Un drapeau palestinien déposé là où une attaque des colons israéliens a tué trois Palestiniens et blessé sept autres, à Abou Falah, en Cisjordanie, le 8 mars 2026. ZAIN JAAFAR / AFP

L’Organisation des Nations unies (ONU) a appelé, mardi 17 mars, Israël à cesser immédiatement l’expansion des colonies en Cisjordanie. Selon un nouveau rapport du Haut-Commissariat aux droits de l’homme de l’ONU, couvrant la période allant de novembre 2024 à octobre 2025, celle-ci a entraîné « le déplacement de plus de 36 000 Palestiniens en Cisjordanie occupée », ce qui « constitue une expulsion massive (…) d’une ampleur inédite ».

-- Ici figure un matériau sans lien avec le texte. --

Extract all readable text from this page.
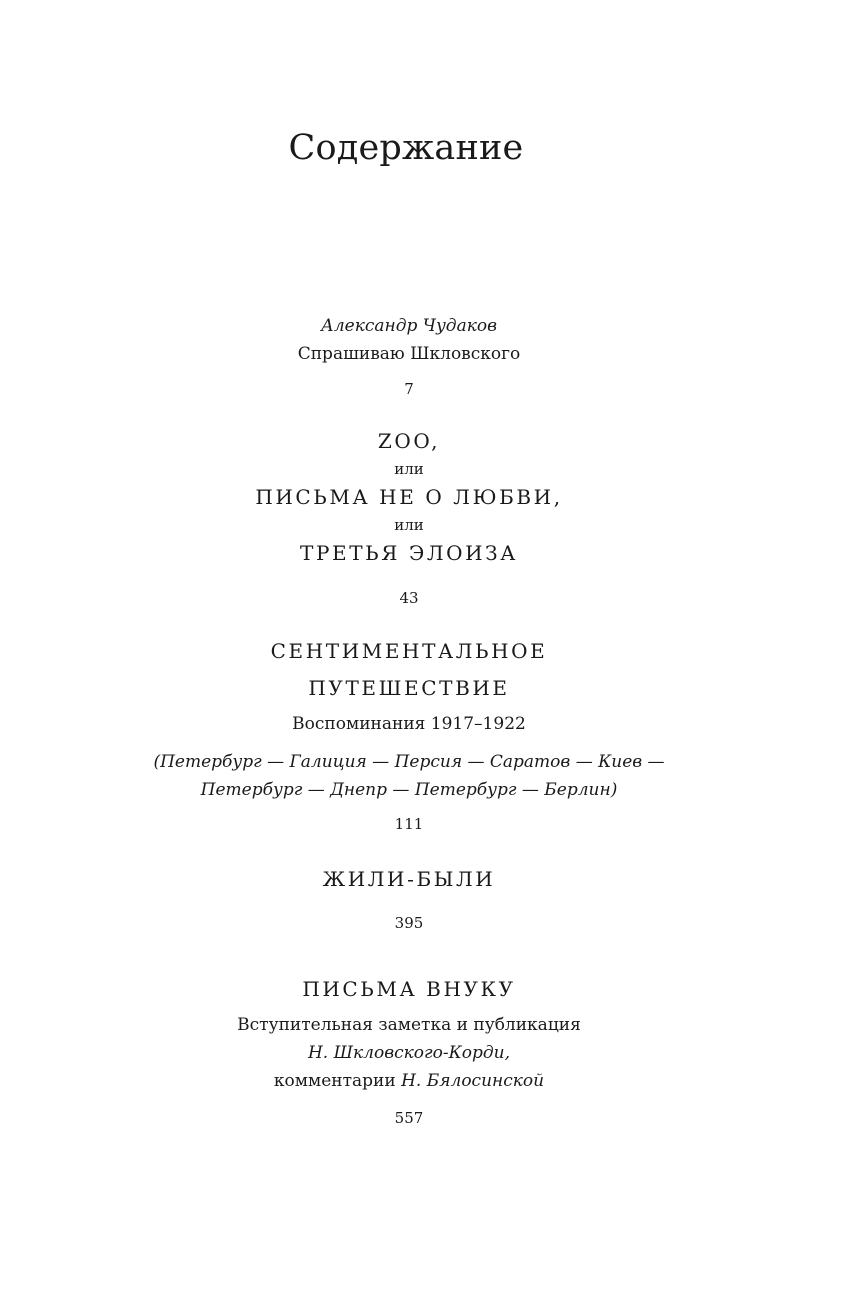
Содержание
Александр Чудаков
Спрашиваю Шкловского
7
ZOO,
или
ПИСЬМА НЕ О ЛЮБВИ,
или
ТРЕТЬЯ ЭЛОИЗА
43
СЕНТИМЕНТАЛЬНОЕ
ПУТЕШЕСТВИЕ
Воспоминания 1917–1922
(Петербург — Галиция — Персия — Саратов — Киев —
Петербург — Днепр — Петербург — Берлин)
111
ЖИЛИ-БЫЛИ
395
ПИСЬМА ВНУКУ
Вступительная заметка и публикация
Н. Шкловского-Корди,
комментарии Н. Бялосинской
557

Le haut-commissariat souligne que « les déplacements en Cisjordanie occupée, qui coïncident avec le déplacement massif de Palestiniens à Gaza (…), semblent indiquer une politique israélienne concertée de transfert forcé massif » sur l’ensemble des territoires occupés, « qui soulève des inquiétudes quant à un nettoyage ethnique ».

Le 19 février, le haut-commissariat avait déjà dit craindre un « nettoyage ethnique » dans les territoires palestiniens occupés, en relevant une série d’actions israéliennes, dont « l’intensification des attaques, la destruction méthodique de quartiers entiers, le refus d’apporter une aide humanitaire et les transferts forcés ». Lire la suite »

Bande de Gaza : le Hamas dit être prêt à remettre ses armes à une autorité palestinienne, «si l’occupation cesse»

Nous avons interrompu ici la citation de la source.